The app runs in the background, continuously capturing activity data to feed its analysis of your sedentary or not-so-sedentary lifestyle. Since it says it’s able to distinguish the type and intensity of motion it can send you a notification when your activity level is high enough to have what its website describes as “real impacts on your health”.
The startup says the aim of the app is to make fitness and exercise “part of daily, casual life for regular people” — i.e. rather than being (another) app targeting the well-served fitness fanatic niche. So activities such as walking and housework absolutely show up in the data, encouraging users to be generally more active.
After it’s analysed your daily activity, Fjuul will suggest personal goals and calculate how you can reach them. So, like all exercise regimes, it requires sticking with it for a while to get the most out of it.

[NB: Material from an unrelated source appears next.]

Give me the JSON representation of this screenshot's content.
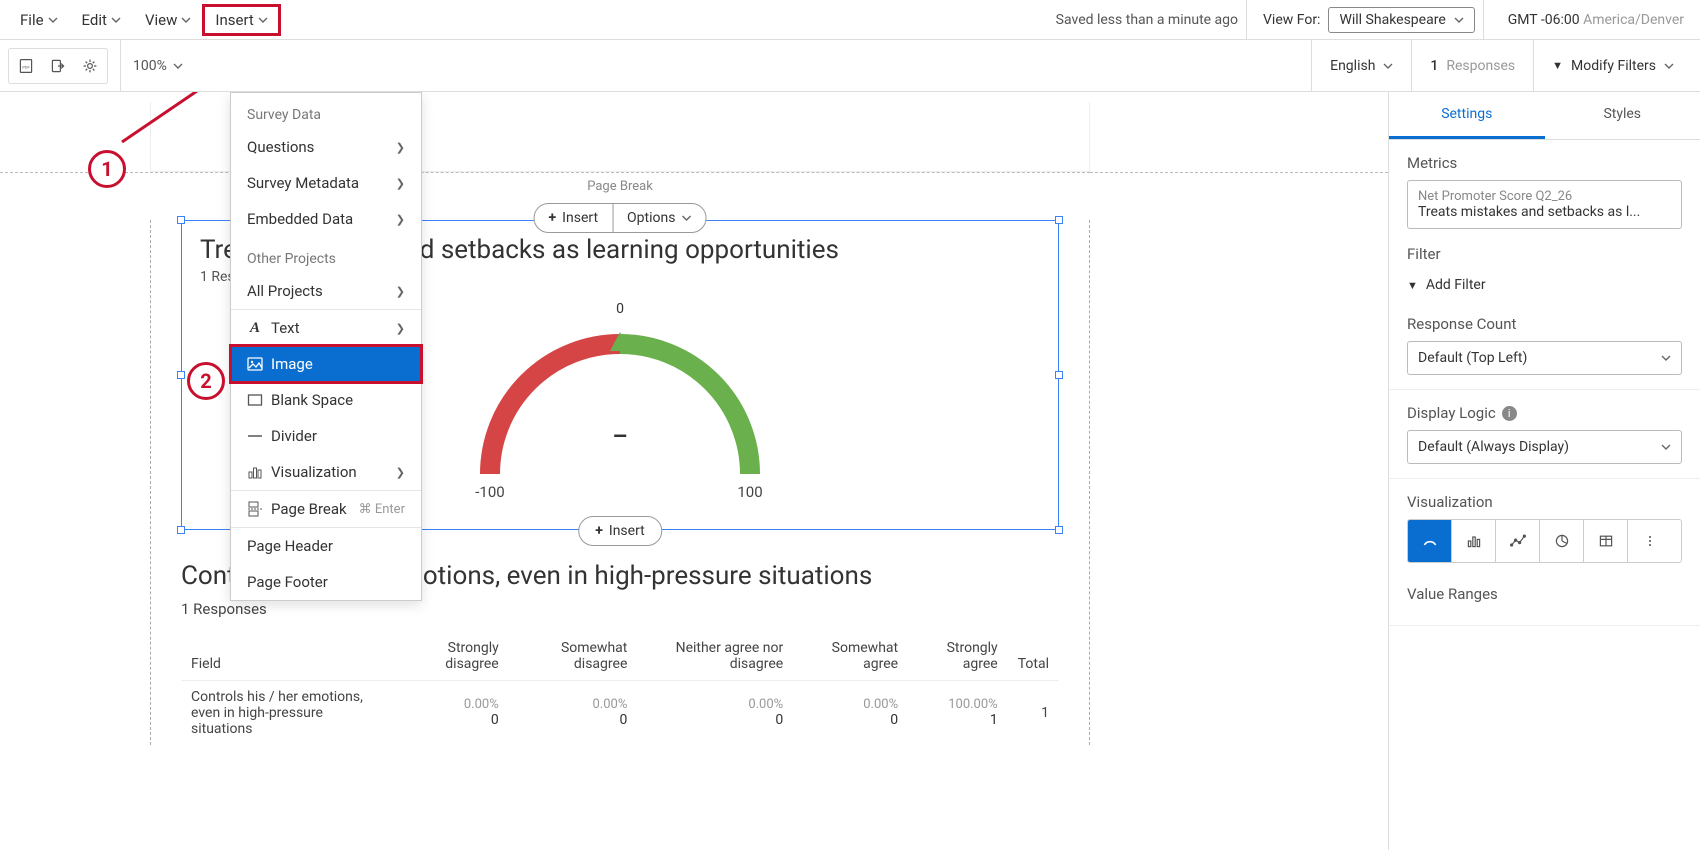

The startup told TechCrunch its algorithm needs 15 second intervals to approximate MET (metabolic equivalents of tasks) which gives it the energy cost for each activity. The phone also has to be in a pocket to represent body motion for the system to work best, rather than held in the hand.
“The way Fjuul measures intensity is through the sensors of the device and elements like motion curve, frequency and more,” it noted.

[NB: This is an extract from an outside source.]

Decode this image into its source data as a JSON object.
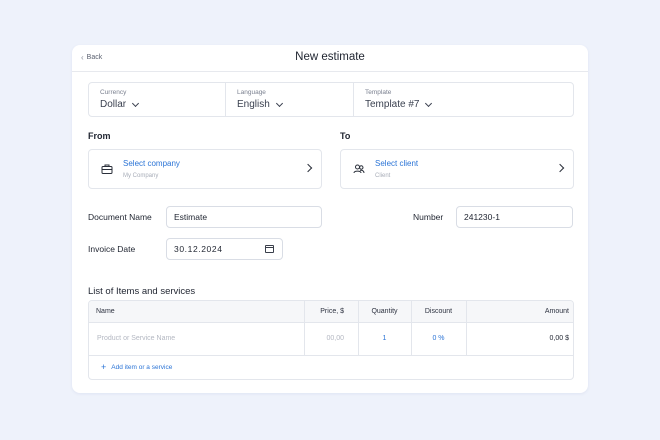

It uses the Mifflin St Jeor Equation to convert MET to calories based on the user’s personal profile (not just their weight). So, on sign up, the user is asked for their gender, weight, height and age data, which helps it customise calorie counts.
I tested the app by going for a run at slightly below my usual pace, thanks to post-Disrupttiredness and jetlag. The result of this 3.7km run was ~35 Fjuul Points earned, and a top-line verdict that I was “pushing hard”.
But the nature of the app makes it hard to single out a particular chunk of exercise, since the point is to measure overall activity throughout the day.
Here’s the same run mapped below with data from my Nike GPS Sportwatch – which generated 982 NikeFuel units (Nike’s own propriety fitness tracker metric), and apparently accounted for 182 calories burned.
(Nike’s system didn’t give me a verdict on how hard I was pushing — asking me to sync more runs to get a handle on that since I haven’t had time to go running for a week so it’s lacking the comparative data right now).
It’s an apples-to-oranges comparison of course. The Sportwatch is aimed at existing runners seeking granular and specific data. While the Fjuul wants to encourage a far wider user group to shake their tail feather a bit more often to increase their general fitness level.
Personally, I find the Fjuul app a bit opaque for my tastes. I’d rather be given access to more raw data so I can analyse it myself. But for a target user who needs motivation to be more active, having a simplified approach to fitness data capture and visualisation may be just the ticket to get them off the sofa.
The app allows for basic fitness level goals and challenges, such as burning off the equivalent of a “burger”, to be set with a couple of taps.
Despite its apparent focus on simplicity, it’s worth saying that the interface is minimalistic to the point of being cryptic at times – so there is certainly room for improvement there. It also has some irritatingly naggy notifications, which seem out of place for software that’s supposed to just run in the background.
But these are likely teething issues to be worked out as Fjuul starts taking on more users, now that it’s opened its app up with a full global launch.
Fjuul was founded in 2012 by Sascha Wischek who is currently studying for a PhD at Cambridge University. Wischek began the academic research that underpins Fjuul back in 2012.